Do you think Jonathan Schoop would be better served spending more time in the minors? If the Orioles acquire a second baseman before the trade deadline – by the way, do you think they will? – wouldn’t it make sense to let Schoop play regularly at Triple-A Norfolk since he’s struggling somewhat at the plate? – Sam S., Towson

Excellent question, and a good way to kick off this new feature. The Orioles have said all along that a young player has to be able to play the position defensively when they bring him up from the minor leagues; hitting is gravy.

Well, the 22-year-old Schoop has been pretty strong at second base, doing a much better job as the season goes on with the proper footwork in turning double plays. And he has a rocket arm, we’ve all seen that. I’d say he has been above-average at second base.

On the flip side, he also has looked overmatched at the plate a lot of times this year. There was a stretch two weeks ago when he really looked lost and then homered against the New York Yankees’ Masahiro Tanaka.

So he has his moments.

And frankly, that was the scouting report I heard on Schoop coming into this year: He has power, but he’s going to struggle to hit for average, at least initially, at the major league level.

So would he be better served hitting Triple-A pitching for the remainder of the season? Maybe, but I don’t see that happening because he does enough right now defensively to keep him in the majors.

Now, if they had another more proven alternative at second base, then I think Schoop could be sent down to play every day. But, barring that acquisition, the Orioles will stick with Schoop, paired with the occasional start at second base by Ryan Flaherty.

As for whether they will make a move at second base before the trade deadline, it is an obvious area for offensive improvement. But the Orioles put such an emphasis on defense, that any addition would have to be someone who can hit and field -- and second base isn’t a particularly deep spot.

Yes, the Philadelphia Phillies' Chase Utley could eventually be available. But he’s expensive (he has several vesting options that could take him through 2018), and he has a full no-trade clause. I don’t see a fit there.

It seems to me that the oblique injury is still bothering Chris Davis. Should the Orioles give him more time to heal on the disabled list? – Bill B.

It’s my sense that they’d have to really push him to go to the disabled list.

Davis admitted last month that he is still dealing with some discomfort in the left oblique, but that it’s not much different from the normal aches and pains that many of his teammates are dealing with in a long season. He believes he can play through it and that it’s not the reason for his prolonged slump -- he says he doesn’t feel it when he swings.

I think the Orioles are just hoping that he’ll get some rest over the All-Star break -- mentally and physically -- and that he’ll be in a better position to return to form in the second half.

Despite Matt Wieters being out for the season and Davis fighting to hit above the Mendoza Line, the Orioles are still competing for the American League East division title. How much will Wieters’ injury and Davis’ struggles affect each player’s payday when they hit free agency after next season? – Ed, Westminster

Well, that’s really hard to tell until we see what they do next season, in their walk years.

Yes, the struggles/injuries will limit what kind of raise they’ll get in arbitration this offseason, and that will affect the base salaries in 2015 heading into 2016. But, as we’ve seen with plenty of players, it’s what have you done for me lately.

And if Wieters and Davis have great years in 2015, their free-agent deals will reflect that, for sure.

Why isn’t Nelson Cruz receiving more attention on a national level as a possible AL Most Valuable Player candidate? Other than the Toronto Blue Jays’ Edwin Encarnacion, he has to be my pick at the halfway point. – Steve S., Atlanta

As you know, Baltimore is not a major media market, and Cruz isn’t on national television every other week. That probably hurts a little.

Plus, the fact Cruz was suspended for 50 games last year as part of the Biogenesis scandal doesn’t, I suppose, make anyone really want to rally immediately for his candidacy.
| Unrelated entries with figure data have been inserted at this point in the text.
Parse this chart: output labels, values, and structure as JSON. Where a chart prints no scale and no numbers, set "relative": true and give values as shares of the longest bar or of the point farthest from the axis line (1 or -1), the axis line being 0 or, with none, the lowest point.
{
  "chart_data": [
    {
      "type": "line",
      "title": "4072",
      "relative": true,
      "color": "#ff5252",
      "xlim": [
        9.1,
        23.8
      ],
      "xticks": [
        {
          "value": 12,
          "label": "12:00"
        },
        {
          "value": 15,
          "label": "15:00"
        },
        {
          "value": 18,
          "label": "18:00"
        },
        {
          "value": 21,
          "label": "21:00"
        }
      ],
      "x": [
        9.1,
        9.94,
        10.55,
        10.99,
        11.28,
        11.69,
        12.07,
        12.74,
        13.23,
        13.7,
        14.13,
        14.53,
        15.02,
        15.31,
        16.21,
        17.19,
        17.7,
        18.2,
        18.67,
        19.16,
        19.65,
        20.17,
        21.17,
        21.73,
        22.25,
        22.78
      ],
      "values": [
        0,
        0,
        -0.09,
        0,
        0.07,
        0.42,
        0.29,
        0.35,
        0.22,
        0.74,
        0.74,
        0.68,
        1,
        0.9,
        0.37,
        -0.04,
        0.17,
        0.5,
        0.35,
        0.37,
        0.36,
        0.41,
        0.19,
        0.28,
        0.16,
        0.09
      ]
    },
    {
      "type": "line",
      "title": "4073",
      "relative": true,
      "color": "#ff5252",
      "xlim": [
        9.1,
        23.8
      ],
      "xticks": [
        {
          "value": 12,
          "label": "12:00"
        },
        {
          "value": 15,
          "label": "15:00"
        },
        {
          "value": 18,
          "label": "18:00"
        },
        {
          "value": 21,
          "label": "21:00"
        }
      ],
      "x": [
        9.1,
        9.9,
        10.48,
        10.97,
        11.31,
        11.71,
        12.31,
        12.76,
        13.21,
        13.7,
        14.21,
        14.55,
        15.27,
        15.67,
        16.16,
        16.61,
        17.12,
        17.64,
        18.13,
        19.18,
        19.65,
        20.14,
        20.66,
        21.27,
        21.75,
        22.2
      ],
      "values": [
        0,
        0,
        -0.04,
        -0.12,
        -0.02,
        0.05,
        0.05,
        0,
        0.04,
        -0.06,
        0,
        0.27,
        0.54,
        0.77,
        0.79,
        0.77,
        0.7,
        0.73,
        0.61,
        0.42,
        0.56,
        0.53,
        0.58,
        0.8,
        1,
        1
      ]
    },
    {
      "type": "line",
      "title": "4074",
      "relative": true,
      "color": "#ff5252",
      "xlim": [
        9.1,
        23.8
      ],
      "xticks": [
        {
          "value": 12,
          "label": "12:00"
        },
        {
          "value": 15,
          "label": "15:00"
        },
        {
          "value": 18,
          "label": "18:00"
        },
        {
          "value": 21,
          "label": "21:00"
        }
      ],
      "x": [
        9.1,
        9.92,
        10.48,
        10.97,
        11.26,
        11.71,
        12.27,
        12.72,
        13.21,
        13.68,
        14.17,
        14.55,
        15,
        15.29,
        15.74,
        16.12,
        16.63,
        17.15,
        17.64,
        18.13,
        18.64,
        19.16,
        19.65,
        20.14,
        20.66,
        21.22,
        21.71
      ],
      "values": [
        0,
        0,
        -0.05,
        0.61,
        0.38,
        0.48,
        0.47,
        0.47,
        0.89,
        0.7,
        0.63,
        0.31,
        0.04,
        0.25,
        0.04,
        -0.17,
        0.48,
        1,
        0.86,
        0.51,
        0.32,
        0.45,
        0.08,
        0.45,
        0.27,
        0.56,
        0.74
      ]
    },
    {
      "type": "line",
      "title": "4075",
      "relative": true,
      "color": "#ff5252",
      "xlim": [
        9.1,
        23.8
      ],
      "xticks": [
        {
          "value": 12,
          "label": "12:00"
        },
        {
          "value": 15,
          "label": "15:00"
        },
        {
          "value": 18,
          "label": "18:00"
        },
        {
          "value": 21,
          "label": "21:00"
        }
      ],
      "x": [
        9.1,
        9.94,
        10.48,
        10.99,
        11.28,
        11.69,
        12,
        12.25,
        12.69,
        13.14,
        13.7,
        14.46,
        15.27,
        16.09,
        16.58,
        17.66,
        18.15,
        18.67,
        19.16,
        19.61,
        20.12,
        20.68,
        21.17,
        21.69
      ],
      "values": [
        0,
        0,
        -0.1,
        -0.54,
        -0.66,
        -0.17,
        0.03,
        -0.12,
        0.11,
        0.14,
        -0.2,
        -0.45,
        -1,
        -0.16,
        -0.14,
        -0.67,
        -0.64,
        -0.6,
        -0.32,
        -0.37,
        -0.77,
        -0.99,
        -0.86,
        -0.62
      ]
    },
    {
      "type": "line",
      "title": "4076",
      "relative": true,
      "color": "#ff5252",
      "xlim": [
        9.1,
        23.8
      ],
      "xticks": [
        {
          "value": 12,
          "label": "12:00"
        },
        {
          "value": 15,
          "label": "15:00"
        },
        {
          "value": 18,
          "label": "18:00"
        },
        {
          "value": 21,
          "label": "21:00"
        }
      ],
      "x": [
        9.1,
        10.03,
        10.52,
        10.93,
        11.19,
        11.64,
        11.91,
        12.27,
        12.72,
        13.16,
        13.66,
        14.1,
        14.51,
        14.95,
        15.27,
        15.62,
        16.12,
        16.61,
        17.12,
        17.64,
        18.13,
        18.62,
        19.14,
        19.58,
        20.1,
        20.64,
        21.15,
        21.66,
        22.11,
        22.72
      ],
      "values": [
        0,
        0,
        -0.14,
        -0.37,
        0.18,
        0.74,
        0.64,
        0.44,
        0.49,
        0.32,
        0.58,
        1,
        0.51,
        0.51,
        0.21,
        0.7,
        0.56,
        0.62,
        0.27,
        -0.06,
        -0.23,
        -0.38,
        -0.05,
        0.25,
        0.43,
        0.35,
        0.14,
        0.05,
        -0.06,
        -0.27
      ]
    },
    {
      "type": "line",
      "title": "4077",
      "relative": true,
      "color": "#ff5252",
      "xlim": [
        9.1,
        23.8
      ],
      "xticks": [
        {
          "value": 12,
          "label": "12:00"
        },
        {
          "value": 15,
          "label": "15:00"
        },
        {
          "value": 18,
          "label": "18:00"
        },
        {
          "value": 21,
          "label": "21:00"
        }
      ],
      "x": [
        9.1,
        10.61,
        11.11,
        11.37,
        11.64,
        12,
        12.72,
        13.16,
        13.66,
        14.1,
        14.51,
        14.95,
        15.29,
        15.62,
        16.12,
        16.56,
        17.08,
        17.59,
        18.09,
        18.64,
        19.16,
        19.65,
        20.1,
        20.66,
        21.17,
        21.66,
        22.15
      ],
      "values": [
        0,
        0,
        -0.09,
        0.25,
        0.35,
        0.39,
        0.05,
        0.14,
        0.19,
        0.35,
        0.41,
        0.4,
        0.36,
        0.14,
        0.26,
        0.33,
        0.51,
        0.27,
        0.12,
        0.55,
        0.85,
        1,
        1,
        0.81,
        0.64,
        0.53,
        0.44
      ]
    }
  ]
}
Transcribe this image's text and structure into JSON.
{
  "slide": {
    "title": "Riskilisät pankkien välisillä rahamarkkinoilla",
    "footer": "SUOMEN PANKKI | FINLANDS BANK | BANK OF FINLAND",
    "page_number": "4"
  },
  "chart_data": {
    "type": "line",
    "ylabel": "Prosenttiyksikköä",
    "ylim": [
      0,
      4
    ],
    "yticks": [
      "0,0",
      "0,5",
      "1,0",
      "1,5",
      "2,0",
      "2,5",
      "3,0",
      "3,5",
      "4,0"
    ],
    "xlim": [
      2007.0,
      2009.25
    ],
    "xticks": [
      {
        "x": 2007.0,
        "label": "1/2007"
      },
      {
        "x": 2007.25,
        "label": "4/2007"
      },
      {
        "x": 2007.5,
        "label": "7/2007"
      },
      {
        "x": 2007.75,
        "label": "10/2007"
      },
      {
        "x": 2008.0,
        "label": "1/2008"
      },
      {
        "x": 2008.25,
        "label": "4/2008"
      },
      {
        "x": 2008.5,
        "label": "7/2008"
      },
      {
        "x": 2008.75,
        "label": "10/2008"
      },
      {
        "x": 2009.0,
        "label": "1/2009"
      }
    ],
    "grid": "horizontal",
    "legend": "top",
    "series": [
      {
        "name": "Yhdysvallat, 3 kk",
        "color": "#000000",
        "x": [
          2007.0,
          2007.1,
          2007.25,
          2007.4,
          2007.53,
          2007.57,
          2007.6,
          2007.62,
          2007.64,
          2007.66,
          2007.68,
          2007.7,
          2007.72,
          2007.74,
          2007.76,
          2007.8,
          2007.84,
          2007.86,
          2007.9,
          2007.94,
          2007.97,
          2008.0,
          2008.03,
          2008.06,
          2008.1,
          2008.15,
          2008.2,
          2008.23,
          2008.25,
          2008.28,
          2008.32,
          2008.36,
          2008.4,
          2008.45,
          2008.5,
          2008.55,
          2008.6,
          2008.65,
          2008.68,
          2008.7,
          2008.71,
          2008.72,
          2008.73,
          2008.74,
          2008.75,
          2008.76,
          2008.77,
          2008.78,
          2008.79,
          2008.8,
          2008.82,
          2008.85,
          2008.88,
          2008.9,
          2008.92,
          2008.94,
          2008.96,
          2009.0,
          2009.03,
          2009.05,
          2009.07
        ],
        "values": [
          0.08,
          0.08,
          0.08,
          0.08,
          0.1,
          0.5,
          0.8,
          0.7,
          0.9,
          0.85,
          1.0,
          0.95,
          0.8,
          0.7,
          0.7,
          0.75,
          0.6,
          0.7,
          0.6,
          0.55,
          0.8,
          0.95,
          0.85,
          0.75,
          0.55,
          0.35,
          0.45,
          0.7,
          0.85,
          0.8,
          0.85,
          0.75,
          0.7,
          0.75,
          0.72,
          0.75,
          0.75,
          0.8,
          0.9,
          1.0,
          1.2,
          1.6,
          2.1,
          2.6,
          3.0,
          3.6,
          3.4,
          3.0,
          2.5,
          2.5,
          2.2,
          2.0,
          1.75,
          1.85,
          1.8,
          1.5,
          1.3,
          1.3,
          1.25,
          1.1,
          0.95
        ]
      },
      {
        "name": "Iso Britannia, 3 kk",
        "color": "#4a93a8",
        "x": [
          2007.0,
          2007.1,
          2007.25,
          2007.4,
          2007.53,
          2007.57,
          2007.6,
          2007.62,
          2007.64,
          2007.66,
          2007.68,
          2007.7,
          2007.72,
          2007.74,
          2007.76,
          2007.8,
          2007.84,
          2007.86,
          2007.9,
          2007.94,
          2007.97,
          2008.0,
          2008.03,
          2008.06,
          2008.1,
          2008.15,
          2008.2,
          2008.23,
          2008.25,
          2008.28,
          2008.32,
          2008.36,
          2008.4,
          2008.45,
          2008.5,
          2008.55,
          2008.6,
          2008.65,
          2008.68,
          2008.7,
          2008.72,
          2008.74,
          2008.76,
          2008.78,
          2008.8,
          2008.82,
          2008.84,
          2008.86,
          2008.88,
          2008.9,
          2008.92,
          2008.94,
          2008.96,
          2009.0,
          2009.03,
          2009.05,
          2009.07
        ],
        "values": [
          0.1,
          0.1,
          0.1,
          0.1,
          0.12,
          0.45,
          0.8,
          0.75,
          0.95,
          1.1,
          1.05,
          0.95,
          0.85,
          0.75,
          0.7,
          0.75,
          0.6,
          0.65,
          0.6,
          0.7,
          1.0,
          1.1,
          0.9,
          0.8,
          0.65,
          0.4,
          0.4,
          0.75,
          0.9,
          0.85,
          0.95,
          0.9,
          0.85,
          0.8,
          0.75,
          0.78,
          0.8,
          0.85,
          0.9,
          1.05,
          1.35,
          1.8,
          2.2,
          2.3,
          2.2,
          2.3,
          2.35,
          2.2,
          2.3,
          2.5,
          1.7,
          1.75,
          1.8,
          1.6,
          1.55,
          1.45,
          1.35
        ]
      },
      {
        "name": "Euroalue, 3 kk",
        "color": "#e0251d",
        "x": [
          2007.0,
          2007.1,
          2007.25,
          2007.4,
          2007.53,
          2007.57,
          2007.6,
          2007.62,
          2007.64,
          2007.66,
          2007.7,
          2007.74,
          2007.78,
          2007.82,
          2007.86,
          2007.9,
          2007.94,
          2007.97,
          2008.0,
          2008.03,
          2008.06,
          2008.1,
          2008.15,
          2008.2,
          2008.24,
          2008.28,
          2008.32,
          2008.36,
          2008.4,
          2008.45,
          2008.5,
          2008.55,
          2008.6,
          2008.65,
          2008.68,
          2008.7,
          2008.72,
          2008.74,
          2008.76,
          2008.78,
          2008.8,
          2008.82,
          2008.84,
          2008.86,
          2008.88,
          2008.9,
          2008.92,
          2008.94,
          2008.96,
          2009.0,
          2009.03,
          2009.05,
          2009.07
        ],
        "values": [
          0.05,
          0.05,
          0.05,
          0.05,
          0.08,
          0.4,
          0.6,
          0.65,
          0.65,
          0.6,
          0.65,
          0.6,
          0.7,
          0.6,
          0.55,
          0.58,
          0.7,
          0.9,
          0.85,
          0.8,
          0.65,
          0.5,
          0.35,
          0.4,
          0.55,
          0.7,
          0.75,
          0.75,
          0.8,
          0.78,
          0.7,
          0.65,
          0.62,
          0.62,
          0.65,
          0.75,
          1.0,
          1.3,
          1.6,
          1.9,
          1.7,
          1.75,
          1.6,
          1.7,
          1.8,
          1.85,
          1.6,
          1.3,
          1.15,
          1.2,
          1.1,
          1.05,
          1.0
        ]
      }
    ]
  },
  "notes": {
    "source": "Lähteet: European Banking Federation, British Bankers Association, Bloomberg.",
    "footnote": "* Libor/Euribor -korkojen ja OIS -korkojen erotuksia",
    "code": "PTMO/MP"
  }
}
But my guess is if Cruz keeps up this pace, and the Orioles remain serious playoff contenders through September, you’ll hear more about Cruz as the MVP.

I mean, it’s still a little early for that talk anyway.

If you had to predict the Orioles’ final record, what would it be? – Pete, Timonium

I said 91-71 at the beginning of the season, and I’m not going to change that any -- though they are on pace for about 89 wins.

I do think they can play better than they have so far, so there’s my explanation for the slightest surge in pace.

I will tweak my original prediction in one way. I had the Orioles finishing third and making the final wild card spot with 91 wins. Now I think 91 wins probably is enough to win this surprisingly mediocre division.

And it’s possible that the AL East only gets one playoff team this year -- hard to believe given the talent in this division on paper.